French Guiana. One year. A cycle. A season. In fact — two seasons: one wet, one dry, but both hot.
I managed to stay, beyond my own expectations. Well, maybe I’m just a softy, but I still think it’s tough out here. The tropical extremes, the heat, the humidity, the overly rich natural abundance — it’s wearing me off.
Maybe it’s because I’m not twenty any more. Maybe my body has just reached its limits. Maybe I crave tranquility. Maybe it’s all that.
In many ways, French Guiana is something special though. Still being a French colony, it has this typical flavor of no-hurry, no-goals, and “mommy takes care.” It’s simultaneously frustrating and relaxing.
To get things done here takes way too much time and energy (and also too much money), but on the other hand it teaches you to “let go.” It teaches you not to hope for the results you expect, and it teaches you to be happy with what you didn’t want.
It’s a country where virtually anything is possible. Or impossible for that matter. It hosts two ultramodern space centers (European and Russian), and crappy, cracked, muddy, water-soaked headache roads at the same time. A country where you lie in your hammock fighting the mosquitoes off, and suddenly feel earth and ears tremble as another rocket is launched, cruising into space.
A place where they import stuff out of Europe (mostly from France though), taking a two weeks minimum to arrive (if you’re lucky) and costing a fortune, instead of getting it out of Suriname or Brazil, which would take only a few days while being a lot cheaper. No, it’s not allowed, because French Guiana is supposed to be Europe with European laws and European rules in the European Community.

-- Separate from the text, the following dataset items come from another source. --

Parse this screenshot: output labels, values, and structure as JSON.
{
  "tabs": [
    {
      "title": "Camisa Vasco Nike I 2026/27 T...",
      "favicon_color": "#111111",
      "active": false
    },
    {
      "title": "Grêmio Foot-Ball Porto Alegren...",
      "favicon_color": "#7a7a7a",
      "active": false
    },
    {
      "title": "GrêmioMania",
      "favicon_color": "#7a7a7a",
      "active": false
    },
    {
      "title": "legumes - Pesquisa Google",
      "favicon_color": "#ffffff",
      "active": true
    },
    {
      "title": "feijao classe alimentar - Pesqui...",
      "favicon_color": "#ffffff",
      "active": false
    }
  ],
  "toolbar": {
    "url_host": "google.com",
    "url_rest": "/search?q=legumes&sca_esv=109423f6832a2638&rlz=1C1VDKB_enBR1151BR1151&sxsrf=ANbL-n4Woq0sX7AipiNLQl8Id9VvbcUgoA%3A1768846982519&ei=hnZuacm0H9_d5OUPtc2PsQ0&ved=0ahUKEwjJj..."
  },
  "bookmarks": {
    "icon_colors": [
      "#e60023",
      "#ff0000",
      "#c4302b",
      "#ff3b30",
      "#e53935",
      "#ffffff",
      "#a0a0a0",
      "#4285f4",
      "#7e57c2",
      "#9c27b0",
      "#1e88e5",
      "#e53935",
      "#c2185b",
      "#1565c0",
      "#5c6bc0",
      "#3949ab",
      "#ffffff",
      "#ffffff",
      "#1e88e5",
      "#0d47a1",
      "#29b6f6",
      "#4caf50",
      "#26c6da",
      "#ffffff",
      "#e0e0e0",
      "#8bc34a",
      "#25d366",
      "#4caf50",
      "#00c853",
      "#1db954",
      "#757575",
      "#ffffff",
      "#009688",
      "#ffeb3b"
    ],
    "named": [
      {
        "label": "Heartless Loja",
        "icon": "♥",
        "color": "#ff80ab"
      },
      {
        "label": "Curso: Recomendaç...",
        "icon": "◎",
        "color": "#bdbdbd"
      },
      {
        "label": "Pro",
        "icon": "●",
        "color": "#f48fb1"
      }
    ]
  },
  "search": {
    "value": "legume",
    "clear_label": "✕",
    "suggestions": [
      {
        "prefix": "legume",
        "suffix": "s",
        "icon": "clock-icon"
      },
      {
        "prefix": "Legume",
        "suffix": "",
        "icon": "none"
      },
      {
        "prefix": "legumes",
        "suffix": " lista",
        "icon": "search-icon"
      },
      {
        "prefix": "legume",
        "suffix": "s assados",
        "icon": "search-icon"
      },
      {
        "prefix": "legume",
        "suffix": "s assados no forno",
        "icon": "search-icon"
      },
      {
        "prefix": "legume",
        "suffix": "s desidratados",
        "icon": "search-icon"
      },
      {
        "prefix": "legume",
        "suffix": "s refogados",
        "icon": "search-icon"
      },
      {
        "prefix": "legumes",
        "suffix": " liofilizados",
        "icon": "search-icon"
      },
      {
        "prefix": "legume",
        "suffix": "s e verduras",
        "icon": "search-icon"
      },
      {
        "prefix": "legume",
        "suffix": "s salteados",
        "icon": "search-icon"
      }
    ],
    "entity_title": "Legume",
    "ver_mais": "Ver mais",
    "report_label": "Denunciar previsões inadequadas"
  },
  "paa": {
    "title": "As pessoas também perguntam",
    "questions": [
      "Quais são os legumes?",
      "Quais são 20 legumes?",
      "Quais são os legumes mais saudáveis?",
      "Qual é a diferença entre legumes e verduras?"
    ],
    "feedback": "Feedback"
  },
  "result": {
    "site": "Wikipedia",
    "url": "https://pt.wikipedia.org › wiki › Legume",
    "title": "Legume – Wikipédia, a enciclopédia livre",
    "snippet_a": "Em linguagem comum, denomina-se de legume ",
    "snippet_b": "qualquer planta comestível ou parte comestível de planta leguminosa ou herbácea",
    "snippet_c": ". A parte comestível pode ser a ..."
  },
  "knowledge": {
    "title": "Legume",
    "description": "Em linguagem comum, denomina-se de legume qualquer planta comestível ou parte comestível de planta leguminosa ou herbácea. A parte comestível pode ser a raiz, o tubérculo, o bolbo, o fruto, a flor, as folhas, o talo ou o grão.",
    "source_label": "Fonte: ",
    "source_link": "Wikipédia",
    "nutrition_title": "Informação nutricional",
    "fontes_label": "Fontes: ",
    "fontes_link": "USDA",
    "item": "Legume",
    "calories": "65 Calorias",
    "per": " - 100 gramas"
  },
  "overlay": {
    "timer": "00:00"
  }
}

A country where the national Zoo in fact hosts less animal species than you would generally see or hear around your own home. Now really, tell me … what’s the point of having a Zoo then?
No road-signs today, but suddenly tomorrow there are literally twenty signs, symbols, and pointers planted on twenty square meters, showing you from all imaginable directions where and how to go, including to non-existing destinations.
Where thirty-five percent of the population is not born in French Guiana, and where the second (in some communities even principal) language in the West is Surinamese (Sranan Tongo), and in the East of the country — Portuguese. Where Cayenne (the capital city) seems rather like a misplaced North-Brazilian village with awkward French road signs, announcements, and advertisement billboards.
A place with very rich and very poor people. With castles and shacks. With a staggering burglary and (armed) robbery rate in cities and villages, but were you can still live safely in an open hut in the forest. Where you can drink water from the creeks (but not from all), take in healthy air, but just as well can breathe your last one having caught malaria, or a venomous snake bite.
It’s just my little fact-sheet. One year living in French Guiana. Do you get the picture? It’s frustrating, it’s funny, a fury, it’s a French frenzy. It’s La Guyane.